И даже когда после почти часового перерыва секретарь объявила “Всем встать, суд идет” — я все еще держалась. За всё, то хорошее, что было у меня в новой жизни.
И еще за руку Даниэля.
— Приняв во внимания все материалы дела, в деле “Хэмптон против Стивенс”, суд постановил: лишить Элению Стивенс родительских прав, а также права опеки в отношении несовершеннолетней Элалии Хэмтон. Признать Элалию Хэмптон полностью дееспособной, со всеми вытекающими из этого правами и обязанностями. Элении Стивенс вменяется компенсировать означенной Элалии Хэмптон все расходы, понесенные на ее содержание в исправительном заведении закрытого типа “Зеленые Горы”, а также взыскать с Элении Стивенс в пользу Элалии Хэмптон компенсацию вреда здоровью и морального ущерба в размере...
Присутствующие в зале суда уважительно выдохнули: в качестве компенсации я потребовала ту сумму, что досталась маме в наследство от отца. Я и не рассчитывала получить ее целиком, это был просто способ дать маме понять то, что мне не хватило смелости сказать ей в лицо: ты недостойна папиного наследства.
Едва дождавшись окончания вердикта, отчим, окруженный адвокатами и прочей камарильей, повел маму из зала суда, заботливо придерживая ее за талию.

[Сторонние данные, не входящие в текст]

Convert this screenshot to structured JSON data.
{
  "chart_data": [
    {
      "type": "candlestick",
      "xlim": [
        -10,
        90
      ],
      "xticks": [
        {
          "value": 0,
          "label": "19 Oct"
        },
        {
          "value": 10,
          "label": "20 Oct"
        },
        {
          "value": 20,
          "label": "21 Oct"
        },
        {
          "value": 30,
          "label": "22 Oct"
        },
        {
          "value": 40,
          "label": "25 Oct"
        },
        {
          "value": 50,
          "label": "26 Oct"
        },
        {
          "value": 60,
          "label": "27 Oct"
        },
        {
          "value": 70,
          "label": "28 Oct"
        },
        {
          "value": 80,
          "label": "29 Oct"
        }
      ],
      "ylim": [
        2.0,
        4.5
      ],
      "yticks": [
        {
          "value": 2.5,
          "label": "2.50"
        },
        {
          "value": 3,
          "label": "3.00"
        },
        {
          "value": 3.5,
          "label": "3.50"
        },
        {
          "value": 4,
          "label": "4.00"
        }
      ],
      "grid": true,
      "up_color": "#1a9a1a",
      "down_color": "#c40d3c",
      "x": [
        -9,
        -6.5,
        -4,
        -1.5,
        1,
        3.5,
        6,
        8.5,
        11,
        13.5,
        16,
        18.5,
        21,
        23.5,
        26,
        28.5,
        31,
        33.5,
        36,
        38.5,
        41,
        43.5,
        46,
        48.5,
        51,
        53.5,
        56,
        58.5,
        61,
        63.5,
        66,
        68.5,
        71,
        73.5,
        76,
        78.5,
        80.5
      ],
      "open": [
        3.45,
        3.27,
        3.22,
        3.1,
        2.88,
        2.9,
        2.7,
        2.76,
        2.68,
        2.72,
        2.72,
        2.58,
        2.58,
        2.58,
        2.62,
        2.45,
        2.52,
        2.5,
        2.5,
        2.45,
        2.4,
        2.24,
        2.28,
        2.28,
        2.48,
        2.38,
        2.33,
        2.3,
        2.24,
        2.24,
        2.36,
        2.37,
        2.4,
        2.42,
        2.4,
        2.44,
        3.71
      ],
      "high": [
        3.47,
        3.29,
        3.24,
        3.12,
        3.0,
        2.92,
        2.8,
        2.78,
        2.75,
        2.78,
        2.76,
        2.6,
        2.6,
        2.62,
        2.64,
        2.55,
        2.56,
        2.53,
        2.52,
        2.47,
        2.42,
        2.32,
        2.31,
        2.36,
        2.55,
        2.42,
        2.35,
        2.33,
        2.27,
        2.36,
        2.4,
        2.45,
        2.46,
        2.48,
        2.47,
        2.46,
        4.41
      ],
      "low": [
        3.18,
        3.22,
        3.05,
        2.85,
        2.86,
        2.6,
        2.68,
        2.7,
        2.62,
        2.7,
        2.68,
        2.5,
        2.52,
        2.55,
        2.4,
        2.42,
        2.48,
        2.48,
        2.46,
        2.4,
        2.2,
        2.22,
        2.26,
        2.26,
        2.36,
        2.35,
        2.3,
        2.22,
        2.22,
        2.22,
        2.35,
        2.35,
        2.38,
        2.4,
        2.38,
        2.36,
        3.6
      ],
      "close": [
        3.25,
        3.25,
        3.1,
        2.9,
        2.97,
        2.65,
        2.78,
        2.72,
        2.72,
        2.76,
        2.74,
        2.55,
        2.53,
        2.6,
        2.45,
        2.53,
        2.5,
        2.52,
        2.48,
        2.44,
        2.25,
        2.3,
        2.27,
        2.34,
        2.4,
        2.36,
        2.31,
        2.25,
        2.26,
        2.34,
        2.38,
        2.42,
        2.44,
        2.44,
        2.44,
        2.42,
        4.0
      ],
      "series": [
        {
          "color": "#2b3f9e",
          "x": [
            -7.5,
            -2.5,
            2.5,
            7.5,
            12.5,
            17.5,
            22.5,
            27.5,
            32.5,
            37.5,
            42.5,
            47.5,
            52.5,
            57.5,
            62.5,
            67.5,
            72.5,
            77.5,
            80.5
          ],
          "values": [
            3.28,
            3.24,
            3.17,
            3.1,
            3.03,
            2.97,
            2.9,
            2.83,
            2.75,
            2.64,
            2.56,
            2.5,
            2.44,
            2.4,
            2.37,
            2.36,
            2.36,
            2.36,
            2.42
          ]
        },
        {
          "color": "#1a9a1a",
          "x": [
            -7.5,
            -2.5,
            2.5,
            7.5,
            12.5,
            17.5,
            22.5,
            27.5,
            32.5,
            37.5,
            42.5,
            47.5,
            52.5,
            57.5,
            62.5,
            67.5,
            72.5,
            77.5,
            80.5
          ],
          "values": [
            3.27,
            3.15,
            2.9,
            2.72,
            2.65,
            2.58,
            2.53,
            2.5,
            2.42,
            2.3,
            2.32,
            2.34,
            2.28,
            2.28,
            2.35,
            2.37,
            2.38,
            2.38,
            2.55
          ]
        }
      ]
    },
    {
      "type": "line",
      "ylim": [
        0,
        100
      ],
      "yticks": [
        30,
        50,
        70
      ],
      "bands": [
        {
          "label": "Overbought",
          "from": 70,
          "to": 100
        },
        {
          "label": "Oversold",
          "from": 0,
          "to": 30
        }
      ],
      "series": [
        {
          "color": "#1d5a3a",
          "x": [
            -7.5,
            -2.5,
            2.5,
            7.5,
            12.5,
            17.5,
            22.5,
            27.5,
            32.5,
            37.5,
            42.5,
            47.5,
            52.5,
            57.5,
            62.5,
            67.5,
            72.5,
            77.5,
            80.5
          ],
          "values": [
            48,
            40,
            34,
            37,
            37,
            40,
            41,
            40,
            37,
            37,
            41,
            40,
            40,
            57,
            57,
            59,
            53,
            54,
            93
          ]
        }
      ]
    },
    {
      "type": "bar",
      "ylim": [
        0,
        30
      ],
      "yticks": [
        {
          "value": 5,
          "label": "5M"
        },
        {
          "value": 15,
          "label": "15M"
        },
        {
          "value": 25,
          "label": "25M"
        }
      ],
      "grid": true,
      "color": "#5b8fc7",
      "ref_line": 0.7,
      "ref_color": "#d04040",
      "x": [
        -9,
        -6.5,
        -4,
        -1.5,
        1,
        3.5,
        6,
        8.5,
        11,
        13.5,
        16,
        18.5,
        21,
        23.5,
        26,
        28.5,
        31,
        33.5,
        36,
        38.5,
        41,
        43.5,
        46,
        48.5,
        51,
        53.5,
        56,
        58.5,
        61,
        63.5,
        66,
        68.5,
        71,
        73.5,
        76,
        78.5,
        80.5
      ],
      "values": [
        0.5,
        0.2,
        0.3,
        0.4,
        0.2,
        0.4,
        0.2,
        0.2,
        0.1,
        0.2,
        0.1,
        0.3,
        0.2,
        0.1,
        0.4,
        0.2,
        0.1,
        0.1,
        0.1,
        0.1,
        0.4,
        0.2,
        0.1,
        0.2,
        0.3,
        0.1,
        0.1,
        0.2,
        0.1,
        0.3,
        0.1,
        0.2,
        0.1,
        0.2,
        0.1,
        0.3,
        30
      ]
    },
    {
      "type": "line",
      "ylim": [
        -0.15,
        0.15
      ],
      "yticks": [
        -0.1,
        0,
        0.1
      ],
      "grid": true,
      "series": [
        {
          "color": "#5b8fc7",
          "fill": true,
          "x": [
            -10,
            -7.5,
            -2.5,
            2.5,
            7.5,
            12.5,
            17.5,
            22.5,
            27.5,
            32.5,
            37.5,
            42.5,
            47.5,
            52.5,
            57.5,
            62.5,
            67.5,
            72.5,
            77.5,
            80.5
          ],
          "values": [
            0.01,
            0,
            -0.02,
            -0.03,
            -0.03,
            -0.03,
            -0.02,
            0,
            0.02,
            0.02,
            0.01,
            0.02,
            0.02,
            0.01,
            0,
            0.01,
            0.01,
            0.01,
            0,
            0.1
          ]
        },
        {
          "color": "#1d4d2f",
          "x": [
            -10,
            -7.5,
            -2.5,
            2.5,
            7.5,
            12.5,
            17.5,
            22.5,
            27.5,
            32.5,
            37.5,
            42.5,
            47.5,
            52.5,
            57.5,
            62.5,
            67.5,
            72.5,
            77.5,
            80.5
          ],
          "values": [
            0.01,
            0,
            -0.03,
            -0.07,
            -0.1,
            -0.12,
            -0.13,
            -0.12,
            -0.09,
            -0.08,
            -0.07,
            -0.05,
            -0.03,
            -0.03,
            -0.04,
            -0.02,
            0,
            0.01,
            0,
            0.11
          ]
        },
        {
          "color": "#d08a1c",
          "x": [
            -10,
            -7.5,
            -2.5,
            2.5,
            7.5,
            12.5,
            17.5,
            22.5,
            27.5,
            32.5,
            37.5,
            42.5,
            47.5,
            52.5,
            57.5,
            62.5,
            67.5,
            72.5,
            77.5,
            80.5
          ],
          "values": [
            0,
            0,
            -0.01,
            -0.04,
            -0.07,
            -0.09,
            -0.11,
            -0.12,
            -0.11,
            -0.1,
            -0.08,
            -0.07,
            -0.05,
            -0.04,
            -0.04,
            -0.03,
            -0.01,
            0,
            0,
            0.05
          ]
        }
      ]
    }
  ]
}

Мы — я, Даниэль и мистер Локвуд — тоже неторопливо двинулись следом.
— Мисс Хэмптон? — позвал меня адвокат. — Вы не передумали?
Я без слов отрицательно покачала головой.
— Хорошо, — мистер Локвуд кивнул и прибавил шаг, догоняя группу впереди.
— Мистер Стивенс, вы не могли бы уделить нам еще несколько минут вашего времени?